In London they say you are never far from a rat. In Paris you are almost certainly the same short distance from a rodent as you are from a pharmacy. And from any single pharmacy you can probably see two or three others, their large neon green crosses winking at you seductively from all angles.
French pharmacies sell prescription and non-prescription medicines along with herbs and homeopathy and a curious array of unproven products that would fit neatly into a charlatan's briefcase: pills to give you a tan, pills to make you slim, pills to rid you of cellulite, pills to cure baldness, miracle face creams, to name but a few. French pharmacies are usually arranged so you have to ask for what you want. You cannot pick a product off the shelf, as in Boots or Superdrug in Britain, you have to say: "I would like something to cure the boil on the back of my neck", or "I need something for the pain in my wherever." Of course you can guarantee as you ask this there are at least a dozen other people behind you in the pharmacy and the girl behind the counter goes: "Quoi?" so you have to raise your voice. In the end the whole street, because you can also guarantee all your neighbours are there too, is looking at the back of your neck or knows you are going home to stick something up your bottom because she has also waved a huge box of suppositories in the air as if she has just produced them from a hat and expects applause.
French people are generally on good terms with their local pharmacist. They are like the old family GP. You go tell them your symptoms and they recommend something. If it needs a prescription they will point you to the nearest doctor. Sometimes, if they know you and you are a good customer, they will give you the drug without a prescription on the basis that you will produce it later. I am on good terms with my local pharmacist, even though once when he should have given me a darning-size needle for an injection I had to give myself, he popped one the size of a crochet hook into the bag. When I returned in a panic he at first insisted it was the right size then said in any case he had no others so I had no choice.

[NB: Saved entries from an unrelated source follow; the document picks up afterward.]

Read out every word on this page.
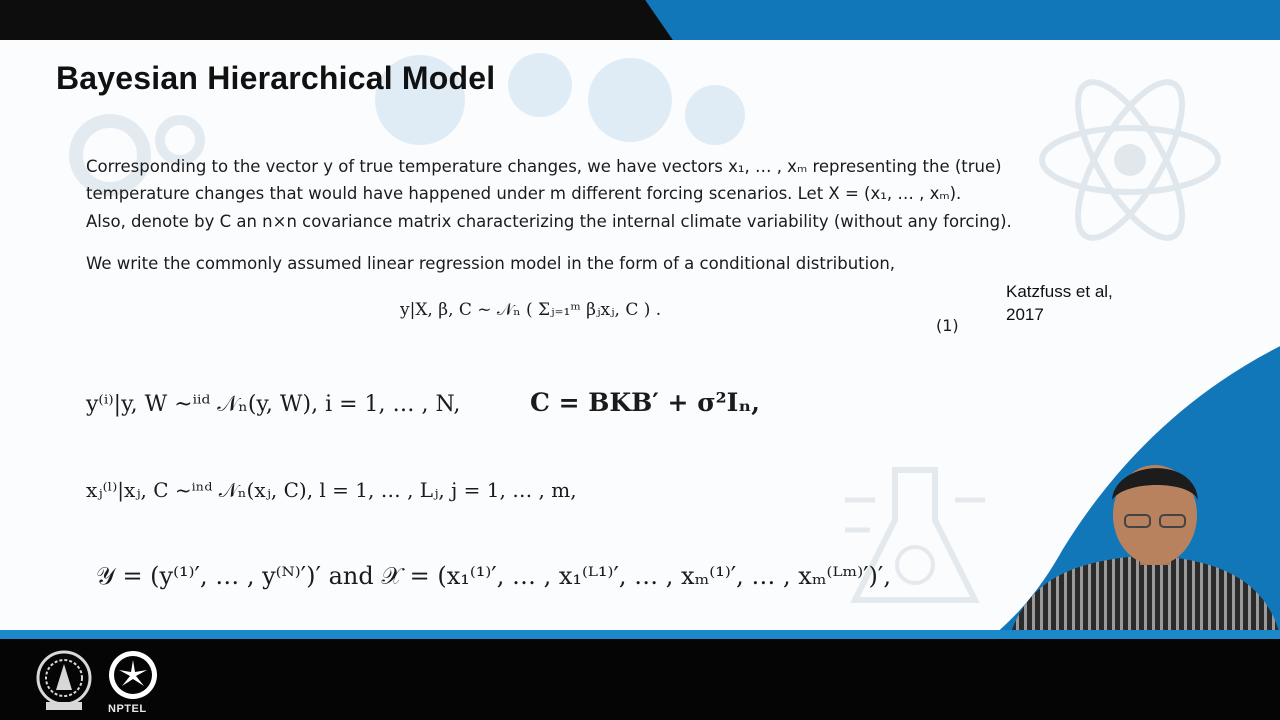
Bayesian Hierarchical Model
Corresponding to the vector y of true temperature changes, we have vectors x₁, … , xₘ representing the (true)
temperature changes that would have happened under m different forcing scenarios. Let X = (x₁, … , xₘ).
Also, denote by C an n×n covariance matrix characterizing the internal climate variability (without any forcing).
We write the commonly assumed linear regression model in the form of a conditional distribution,
y|X, β, C ~ 𝒩ₙ ( Σⱼ₌₁ᵐ βⱼxⱼ, C ) .
(1)
y⁽ⁱ⁾|y, W ~ⁱⁱᵈ 𝒩ₙ(y, W), i = 1, … , N,	C = BKB′ + σ²Iₙ,
xⱼ⁽ˡ⁾|xⱼ, C ~ⁱⁿᵈ 𝒩ₙ(xⱼ, C), l = 1, … , Lⱼ, j = 1, … , m,
𝒴 = (y⁽¹⁾′, … , y⁽ᴺ⁾′)′ and 𝒳 = (x₁⁽¹⁾′, … , x₁⁽ᴸ¹⁾′, … , xₘ⁽¹⁾′, … , xₘ⁽ᴸᵐ⁾′)′,
Katzfuss et al,
2017
NPTEL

Now French pharmacists are protesting because the government plans to let them stock common over-the-counter medicines in the shop as opposed to behind the counter. Note, there are no plans to allow supermarkets or petrol stations to sell cough medicine as they can in the UK, but just let the chemist shops put these and other products on their shelves. The change, which is pretty feeble by most people's reckoning, is considered radical by French pharmacists. It is aimed at opening certain everyday medicines up to competition to force prices down. In announcing the measure, France's health secretary actually used the words "a significant reduction in retail prices" - in French - prompting the pharmacists to take out full page ads in the national press. Apparently they are concerned the general public is far too stupid to know whether to self-medicate even paracetamol or ibuprofin or aspirin and as we will not know what to take, when or how much even though it is written the the box, they say the government's proposals are a threat to our health. I don't think we are that stupid. We know what it means when a group of people in the business of selling something starts being overly concerned about us, the buyer. It usually means they are more concerned about themselves.